Want daar gebiedt de HEERE de zegen en het leven tot in eeuwigheid.’
Psalm 134; Aansporing om God te loven
‘1 Een pelgrimslied. Kom, loof de HEERE, alle dienaren van de HEERE,
u die nacht aan nacht in het huis van de HEERE staat.
2 Hef uw handen op naar het heiligdom en loof de HEERE.

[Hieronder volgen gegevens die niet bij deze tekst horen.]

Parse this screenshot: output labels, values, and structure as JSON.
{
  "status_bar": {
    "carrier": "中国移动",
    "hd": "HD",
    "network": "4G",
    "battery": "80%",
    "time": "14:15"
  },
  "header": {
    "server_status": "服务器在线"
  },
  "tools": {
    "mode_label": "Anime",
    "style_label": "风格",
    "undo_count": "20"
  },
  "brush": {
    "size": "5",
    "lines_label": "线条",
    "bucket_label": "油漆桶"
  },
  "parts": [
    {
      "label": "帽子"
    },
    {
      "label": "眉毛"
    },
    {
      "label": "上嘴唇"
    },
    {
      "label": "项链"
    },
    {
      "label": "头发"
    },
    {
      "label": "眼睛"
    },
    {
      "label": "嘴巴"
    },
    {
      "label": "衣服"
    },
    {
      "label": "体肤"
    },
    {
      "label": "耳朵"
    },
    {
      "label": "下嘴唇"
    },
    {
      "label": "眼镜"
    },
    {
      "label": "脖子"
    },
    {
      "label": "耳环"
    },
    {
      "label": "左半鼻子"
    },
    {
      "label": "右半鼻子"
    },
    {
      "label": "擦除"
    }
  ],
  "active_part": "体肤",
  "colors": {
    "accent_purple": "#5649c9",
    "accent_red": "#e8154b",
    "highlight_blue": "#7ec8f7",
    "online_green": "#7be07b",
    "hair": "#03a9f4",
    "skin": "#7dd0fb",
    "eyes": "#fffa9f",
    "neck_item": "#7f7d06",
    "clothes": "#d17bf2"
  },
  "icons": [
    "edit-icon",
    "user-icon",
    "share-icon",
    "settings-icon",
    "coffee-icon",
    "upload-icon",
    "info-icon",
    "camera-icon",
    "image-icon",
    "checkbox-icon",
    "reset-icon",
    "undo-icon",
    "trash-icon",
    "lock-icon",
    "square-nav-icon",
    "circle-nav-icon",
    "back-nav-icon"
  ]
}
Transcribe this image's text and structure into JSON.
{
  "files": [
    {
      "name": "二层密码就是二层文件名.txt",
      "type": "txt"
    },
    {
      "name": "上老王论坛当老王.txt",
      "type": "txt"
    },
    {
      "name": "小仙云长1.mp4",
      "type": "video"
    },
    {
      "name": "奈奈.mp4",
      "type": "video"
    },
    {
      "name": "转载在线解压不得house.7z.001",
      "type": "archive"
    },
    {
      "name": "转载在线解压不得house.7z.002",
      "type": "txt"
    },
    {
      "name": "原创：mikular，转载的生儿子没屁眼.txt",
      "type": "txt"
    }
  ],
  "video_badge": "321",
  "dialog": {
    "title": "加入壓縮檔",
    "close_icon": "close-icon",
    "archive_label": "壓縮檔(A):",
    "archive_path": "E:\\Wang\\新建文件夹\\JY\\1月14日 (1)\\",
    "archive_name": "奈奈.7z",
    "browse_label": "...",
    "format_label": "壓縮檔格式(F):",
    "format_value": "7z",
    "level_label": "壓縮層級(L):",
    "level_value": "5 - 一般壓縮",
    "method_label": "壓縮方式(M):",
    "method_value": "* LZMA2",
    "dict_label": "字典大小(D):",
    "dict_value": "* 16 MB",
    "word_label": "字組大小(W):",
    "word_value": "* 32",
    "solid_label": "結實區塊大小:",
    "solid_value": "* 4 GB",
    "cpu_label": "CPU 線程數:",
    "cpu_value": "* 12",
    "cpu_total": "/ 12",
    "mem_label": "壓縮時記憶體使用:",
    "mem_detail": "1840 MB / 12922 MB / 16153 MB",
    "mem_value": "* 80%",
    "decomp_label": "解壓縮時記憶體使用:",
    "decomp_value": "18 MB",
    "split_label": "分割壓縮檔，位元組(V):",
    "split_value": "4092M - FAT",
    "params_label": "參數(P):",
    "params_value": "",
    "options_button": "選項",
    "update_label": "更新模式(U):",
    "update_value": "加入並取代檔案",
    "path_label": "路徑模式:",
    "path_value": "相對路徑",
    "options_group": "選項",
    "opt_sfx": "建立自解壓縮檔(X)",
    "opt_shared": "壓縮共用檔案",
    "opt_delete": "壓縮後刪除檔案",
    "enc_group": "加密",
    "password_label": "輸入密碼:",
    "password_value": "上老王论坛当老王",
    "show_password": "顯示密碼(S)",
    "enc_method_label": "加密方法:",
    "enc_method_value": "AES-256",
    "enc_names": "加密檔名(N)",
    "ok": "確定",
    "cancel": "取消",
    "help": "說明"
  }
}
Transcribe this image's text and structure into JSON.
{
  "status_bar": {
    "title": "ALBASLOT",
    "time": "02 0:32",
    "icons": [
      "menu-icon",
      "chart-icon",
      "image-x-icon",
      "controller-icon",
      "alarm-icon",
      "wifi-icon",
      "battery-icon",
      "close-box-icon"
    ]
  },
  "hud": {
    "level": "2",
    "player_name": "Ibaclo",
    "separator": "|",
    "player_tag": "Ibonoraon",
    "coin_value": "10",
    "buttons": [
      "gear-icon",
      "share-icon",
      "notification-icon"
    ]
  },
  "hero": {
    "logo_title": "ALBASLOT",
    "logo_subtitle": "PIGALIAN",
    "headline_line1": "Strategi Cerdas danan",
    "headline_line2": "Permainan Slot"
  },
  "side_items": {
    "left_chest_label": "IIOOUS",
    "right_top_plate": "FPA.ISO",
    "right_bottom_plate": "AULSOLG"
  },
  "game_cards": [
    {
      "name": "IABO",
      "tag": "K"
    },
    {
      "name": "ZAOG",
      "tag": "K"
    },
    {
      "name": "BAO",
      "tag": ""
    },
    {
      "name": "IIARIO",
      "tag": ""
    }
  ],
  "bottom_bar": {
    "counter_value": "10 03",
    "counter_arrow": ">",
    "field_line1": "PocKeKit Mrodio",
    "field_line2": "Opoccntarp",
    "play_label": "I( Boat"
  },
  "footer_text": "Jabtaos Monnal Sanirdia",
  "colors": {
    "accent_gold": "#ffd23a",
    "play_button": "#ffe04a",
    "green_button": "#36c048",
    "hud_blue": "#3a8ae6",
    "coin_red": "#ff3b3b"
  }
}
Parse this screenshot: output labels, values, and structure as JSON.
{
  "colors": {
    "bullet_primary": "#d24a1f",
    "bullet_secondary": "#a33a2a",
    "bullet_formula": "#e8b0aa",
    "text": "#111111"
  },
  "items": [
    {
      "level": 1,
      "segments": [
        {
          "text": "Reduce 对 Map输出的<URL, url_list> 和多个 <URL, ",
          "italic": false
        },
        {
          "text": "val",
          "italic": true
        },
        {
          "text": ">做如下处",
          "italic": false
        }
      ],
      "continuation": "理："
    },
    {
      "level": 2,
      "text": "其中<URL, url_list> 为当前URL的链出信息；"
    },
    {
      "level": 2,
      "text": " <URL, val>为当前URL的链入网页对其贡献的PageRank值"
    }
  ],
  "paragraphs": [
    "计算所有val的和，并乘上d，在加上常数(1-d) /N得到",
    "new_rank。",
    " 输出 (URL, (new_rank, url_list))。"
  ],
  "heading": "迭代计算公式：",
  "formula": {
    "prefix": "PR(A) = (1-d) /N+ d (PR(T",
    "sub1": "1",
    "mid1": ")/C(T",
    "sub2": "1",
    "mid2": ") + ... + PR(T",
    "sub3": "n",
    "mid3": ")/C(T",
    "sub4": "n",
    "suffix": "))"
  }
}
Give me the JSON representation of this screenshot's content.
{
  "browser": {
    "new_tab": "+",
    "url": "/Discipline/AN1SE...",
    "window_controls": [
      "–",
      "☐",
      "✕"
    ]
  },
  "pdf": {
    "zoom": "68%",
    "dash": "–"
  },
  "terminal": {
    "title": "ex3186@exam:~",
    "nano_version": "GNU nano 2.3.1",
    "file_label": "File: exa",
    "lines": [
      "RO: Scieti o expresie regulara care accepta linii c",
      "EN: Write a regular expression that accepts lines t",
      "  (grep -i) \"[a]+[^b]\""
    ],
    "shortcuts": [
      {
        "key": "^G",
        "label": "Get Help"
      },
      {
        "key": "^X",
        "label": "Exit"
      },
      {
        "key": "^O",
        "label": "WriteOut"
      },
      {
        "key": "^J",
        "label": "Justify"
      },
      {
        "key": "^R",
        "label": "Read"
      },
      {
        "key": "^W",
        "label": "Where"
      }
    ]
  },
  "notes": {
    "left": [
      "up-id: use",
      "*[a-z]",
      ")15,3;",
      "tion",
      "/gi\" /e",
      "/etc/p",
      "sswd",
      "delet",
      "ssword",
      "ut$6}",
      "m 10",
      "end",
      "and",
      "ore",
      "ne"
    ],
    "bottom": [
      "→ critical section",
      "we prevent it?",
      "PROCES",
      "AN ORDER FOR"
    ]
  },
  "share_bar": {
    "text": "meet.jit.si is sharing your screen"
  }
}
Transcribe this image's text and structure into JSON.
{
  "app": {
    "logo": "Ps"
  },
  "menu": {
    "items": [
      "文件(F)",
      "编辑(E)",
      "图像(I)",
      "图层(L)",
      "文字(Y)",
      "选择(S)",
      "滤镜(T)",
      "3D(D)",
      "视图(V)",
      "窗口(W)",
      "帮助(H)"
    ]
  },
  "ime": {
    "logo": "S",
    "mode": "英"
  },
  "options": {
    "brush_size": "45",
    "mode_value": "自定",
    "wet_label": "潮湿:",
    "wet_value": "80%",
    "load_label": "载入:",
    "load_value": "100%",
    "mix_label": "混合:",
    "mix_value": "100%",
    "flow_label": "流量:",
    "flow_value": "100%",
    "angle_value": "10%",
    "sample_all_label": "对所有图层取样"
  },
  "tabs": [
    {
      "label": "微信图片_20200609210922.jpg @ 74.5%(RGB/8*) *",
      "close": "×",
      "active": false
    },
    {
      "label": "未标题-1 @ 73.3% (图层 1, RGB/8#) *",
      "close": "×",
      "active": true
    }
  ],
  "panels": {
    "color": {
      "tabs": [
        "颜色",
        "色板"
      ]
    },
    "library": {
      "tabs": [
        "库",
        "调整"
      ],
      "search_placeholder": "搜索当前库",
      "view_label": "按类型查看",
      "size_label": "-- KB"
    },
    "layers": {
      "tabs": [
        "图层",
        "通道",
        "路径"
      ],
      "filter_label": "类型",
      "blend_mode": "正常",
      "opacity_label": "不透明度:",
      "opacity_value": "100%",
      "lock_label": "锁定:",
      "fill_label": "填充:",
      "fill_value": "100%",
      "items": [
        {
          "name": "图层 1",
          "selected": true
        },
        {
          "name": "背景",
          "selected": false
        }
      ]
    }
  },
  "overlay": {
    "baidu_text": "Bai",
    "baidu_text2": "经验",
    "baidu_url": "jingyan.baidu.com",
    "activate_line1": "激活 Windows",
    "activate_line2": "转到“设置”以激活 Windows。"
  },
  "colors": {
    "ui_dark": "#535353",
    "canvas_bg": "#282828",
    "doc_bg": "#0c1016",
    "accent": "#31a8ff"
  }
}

3 De HEERE zegene u uit Sion, Hij Die hemel en aarde gemaakt heeft.’
Spreuken 10:22
‘De zegen van de HEERE, die maakt rijk,
Hij voegt er geen zwoegen aan toe.’
Zegenen en aanbidden horen bij elkaar
Hogepriester Aaron behoorde tot de stam Levi. God had bepaald, na het debacle met het gouden kalf, dat er één stam moest zijn die de priesterdienst zou vervullen. Op de site Jesusinsite.nl staat het volgende over de priesters en Levieten (lees het als je het interessant vindt):
‘Taak van de priester.
Een priester was middelaar tussen God en mensen. Hij vertegenwoordigde het volk Israël bij God (dit gebeurde hoofdzakelijk door de dienst in de tabernakel). Dit middelaarschap van de priester bestond uit twee aspecten: verzoening door de brandoffers en voorbede door de reukoffers. Als vertegenwoordiger van God moest de priester zich vooral bezighouden met de onderwijzing van de wet (Lev. 10:11) en met rechtspreken; hij had een rechterlijke bevoegdheid (Deut. 18:8-13).
Taak:
Leiden van de offerdienst: verzoening en voorbede.
Onderwijs van de wet.
Rechtspraak.
De belangrijkste taak van de priesters was God te dienen en verzoening te brengen voor de zonde der mensen.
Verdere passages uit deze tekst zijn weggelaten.